Responding to comments from a men’s rights activist on a posting about finding enjoyment in sex with a wife who grudgingly agrees, the host of a website providing tips on proper Biblical “gender roles” agreed that keeping a woman in a constant state of fear is an appropriate way to control her actions.
Pointing to a column he wrote on “Female dread,” Rollo Tomassi explained that Christian men go about seeking sex with women all wrong by trying to “diffuse sexual anxiety and tension.” Instead, Tomassi said husbands should make their wives “unintentionally uncomfortable” in order to achieve “the rough, hard-core, make-up sex you never thought you’d have.”
Larry Solomon of Biblical Gender Roles agreed enthusiastically — albeit from a biblical perspective — writing: “So should a wife biblically speaking have a little healthy fear or dread of her husband? Absolutely!”
According to Solomon — who agreed with Tomassi’s distaste for feminism — the Bible says that women should submit to their husbands “’as unto the Lord’ (Ephesians 5:22)”
Solomon lamented the fact that he believes that most Christian husbands fear their wives.
“Men show their wives they are either afraid to lose them (be alone) or afraid of the prospect of divorce and the financial or child custody repercussions that it may bring, ” he wrote.
Solomon suggested that Christian husbands should use what he calls the “there’s the door” method.

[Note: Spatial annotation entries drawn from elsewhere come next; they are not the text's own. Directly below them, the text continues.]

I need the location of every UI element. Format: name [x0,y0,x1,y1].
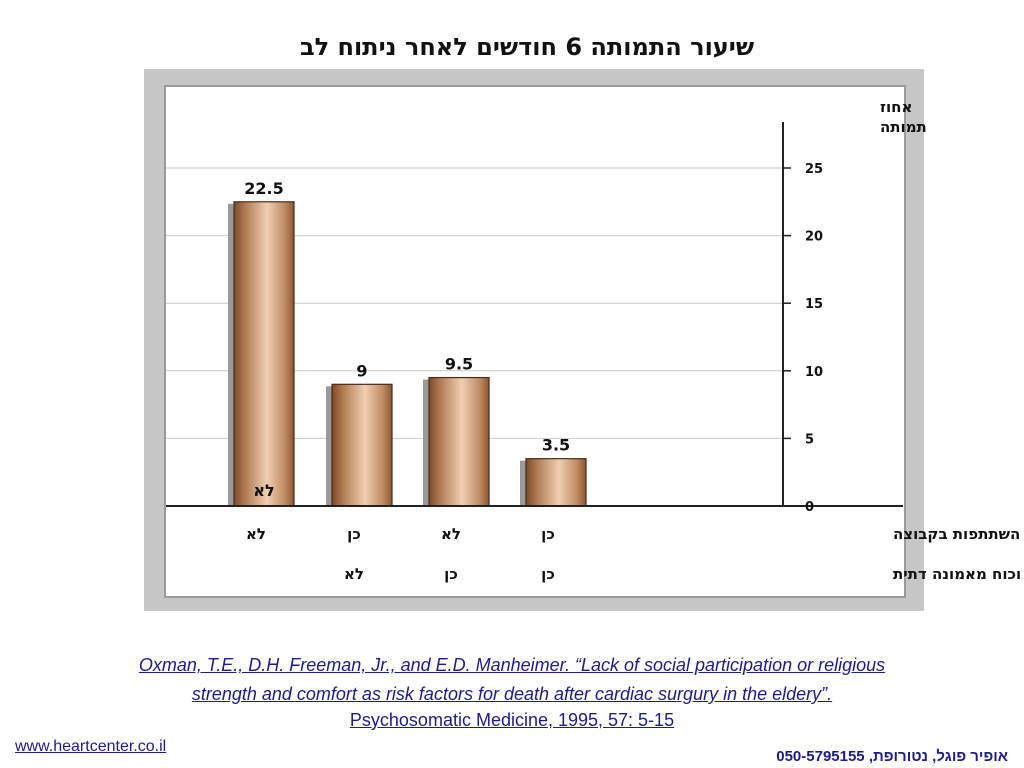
y-axis-title: אחוז [880,98,912,116]
y-tick-label: 15 [805,297,823,312]
citation-line-2[interactable]: strength and comfort as risk factors for… [0,684,1024,705]
citation-link-1[interactable]: Oxman, T.E., D.H. Freeman, Jr., and E.D.… [138,655,886,675]
category-tick-label: כן [541,525,555,543]
y-tick-label: 0 [805,500,814,515]
bar-shadow [520,460,528,506]
citation-link-3[interactable]: Psychosomatic Medicine, 1995, 57: 5-15 [349,710,675,730]
author-contact: אופיר פוגל, נטורופת, 050-5795155 [776,748,1008,765]
category-tick-label: כן [541,565,555,583]
bar-shadow [423,379,431,506]
category-tick-label: כן [444,565,458,583]
website-link[interactable]: www.heartcenter.co.il [15,738,167,755]
category-tick-label: לא [441,525,461,543]
citation-line-3[interactable]: Psychosomatic Medicine, 1995, 57: 5-15 [0,710,1024,731]
y-tick-label: 25 [805,162,823,177]
category-row-label: ניחומים וכוח מאמונה דתית [893,565,1024,583]
bar-value-label: 3.5 [542,436,570,455]
bar-value-label: 9.5 [445,355,473,374]
citation-line-1[interactable]: Oxman, T.E., D.H. Freeman, Jr., and E.D.… [0,655,1024,676]
bar-value-label: 9 [356,361,367,380]
bar-value-label: 22.5 [244,179,283,198]
category-tick-label: כן [347,525,361,543]
bar [233,201,295,507]
bar [331,383,393,507]
category-row-label: השתתפות בקבוצה [893,525,1020,543]
bar-shadow [228,203,236,507]
bar-shadow [326,386,334,506]
y-tick-label: 20 [805,230,823,245]
y-axis-title: תמותה [880,118,927,136]
citation-link-2[interactable]: strength and comfort as risk factors for… [191,684,833,704]
category-tick-label: לא [344,565,364,583]
bar [525,458,587,507]
y-tick-label: 5 [805,432,814,447]
y-tick-label: 10 [805,365,823,380]
bar-inside-label: לא [253,481,274,500]
category-tick-label: לא [246,525,266,543]
bar [428,376,490,507]
slide-title: שיעור התמותה 6 חודשים לאחר ניתוח לב [299,33,755,61]
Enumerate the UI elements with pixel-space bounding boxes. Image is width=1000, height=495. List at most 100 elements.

“So when a woman acts out in rebellion toward her husband and tries to act as if she does not need her husband or that other men would treat her better the Christian husband should tell his wife “there’s the door”. Will some women be foolish enough to walk out that door? Yes, ” he wrote. ” But the moment a man allows his wife to put him in a position of fearing her, rather than her fearing him, the relationship has just changed from the design God intended it to be.”
Solomon added that there is a limit to what a husband needs to provide for his wife and that the minimums should be withdrawn if she gets out of line.
“While we are required to know our wives and talk to them, that does not mean we need to spend every bit of our free time in conversation with them. We do not need to hang on every word our wife says. While we are required to give them food, clothing and shelter – that food does not have be the fancy food she wants, that clothing does not have to be the fancy clothing she wants and that house does not have to be the fancy house she wants,” he wrote, before adding that one night of wild sex is insufficient.
“I don’t just mean she just rocks his world one night, and then he lavishes her with all these things. No – she sees that in order to get ‘some’ of her wants met she must FIRST reverence her husband outside the bedroom and she must ravish him inside the bedroom and this becomes the pattern of her behavior toward her husband. He explained. "If either the reverence or ravishing goes down, he pulls back on these other things so she understands the correlation.”
All this to conceal that he fears her? perhaps we need to dig more into this hidden fear of the wife so strong that he needs to execute strict wife control in order to feel secure...And I apologize for bringing this painful piece of writing here...the mechanics of wife control are so clearly described that you will find this article very educational.